I signed the contract for my first condo in Thailand in 2009 – when I was 18 years old. Over the years, I added to this real estate portfolio to qualify for a Thai investment visa.

While it wasn’t as a service provider yet, this did mark the beginning of my “investment migration journey” at a time when immigration by investment wasn’t as widely discussed as it is now. The various methods to establish residence/citizenship in different countries have always intrigued me. 

Back then, I wasn’t doing it for any other reason besides wanting to live in Thailand. The concept of immigration investment for the sake of wealth diversification drew me into the industry as a whole, though.

What was your proudest moment as a service provider?

Regarding visas and migration in particular, one of my proudest and most intense moments was figuring out how to get myself and three other people into Cambodia back in May 2020. It was not an easy time to travel by any means.

I was outside the country and needed to return to Cambodia to make some deals, but flying anywhere was nearly impossible at that time, let alone from the US to Asia!

Long story short, I solved the problem with a lot of paperwork, a test, and an entry permit that was facilitated in the parking lot of the General Consul in Long Beach.

Which investment migration market development has surprised you the most in the last year?

The recent demand for CBI services in Vietnam has especially taken me by surprise. Globally-minded Vietnamese understand the need for a second passport even more than nationals of wealthier countries in Southeast Asia, such as Thailand.

Now that the trend is clear, though, I wouldn’t be shocked at all if nearby countries like the Philippines, Indonesia, and Cambodia followed suit.

If you could go ten years back in time, what business decision would you change?

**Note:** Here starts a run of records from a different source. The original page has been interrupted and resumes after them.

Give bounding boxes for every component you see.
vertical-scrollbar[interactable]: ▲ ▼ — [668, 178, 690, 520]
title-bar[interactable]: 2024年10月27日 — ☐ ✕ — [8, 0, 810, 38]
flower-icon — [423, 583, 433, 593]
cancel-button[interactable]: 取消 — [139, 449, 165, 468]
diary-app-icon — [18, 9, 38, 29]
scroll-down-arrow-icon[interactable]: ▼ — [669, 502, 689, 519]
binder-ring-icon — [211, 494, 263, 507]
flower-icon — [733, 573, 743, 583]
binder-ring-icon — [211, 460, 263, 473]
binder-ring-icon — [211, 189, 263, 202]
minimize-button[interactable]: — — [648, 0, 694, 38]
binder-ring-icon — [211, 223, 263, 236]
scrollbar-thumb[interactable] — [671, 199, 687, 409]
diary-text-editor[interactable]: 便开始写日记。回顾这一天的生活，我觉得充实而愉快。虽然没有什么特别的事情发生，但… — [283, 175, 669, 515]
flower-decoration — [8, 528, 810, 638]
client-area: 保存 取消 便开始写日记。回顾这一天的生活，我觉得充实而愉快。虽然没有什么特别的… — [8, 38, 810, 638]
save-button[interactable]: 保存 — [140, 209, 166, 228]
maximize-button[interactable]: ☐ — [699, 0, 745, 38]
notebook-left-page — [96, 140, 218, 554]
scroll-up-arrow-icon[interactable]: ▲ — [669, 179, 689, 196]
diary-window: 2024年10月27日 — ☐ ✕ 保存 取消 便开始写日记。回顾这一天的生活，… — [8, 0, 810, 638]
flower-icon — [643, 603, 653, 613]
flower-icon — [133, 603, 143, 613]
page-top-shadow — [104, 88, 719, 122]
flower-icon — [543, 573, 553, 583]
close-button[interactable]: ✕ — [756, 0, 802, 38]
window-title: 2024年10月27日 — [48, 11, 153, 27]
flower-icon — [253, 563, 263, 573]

I would have gotten an investment residence in Hong Kong for well below $1.5 million, which is the current threshold after the program tripled in price recently. 

What investment migration industry personality do you most admire?

Andrew Henderson helped a great deal when I started out in this industry. He has an incredible work ethic and focus.

If all goes according to plan, what will you be doing five years from now?

The plan is to continue growing the main Khmer Ventures fund, along with a few other private projects on behalf of institutional investors. 

Managing assets in frontier markets is my specialty, and that’s what I’ll stick with. I love going to countries that have great investment potential – but not much accessibility – and figuring out how to maximize profit by breaking down their entry barriers.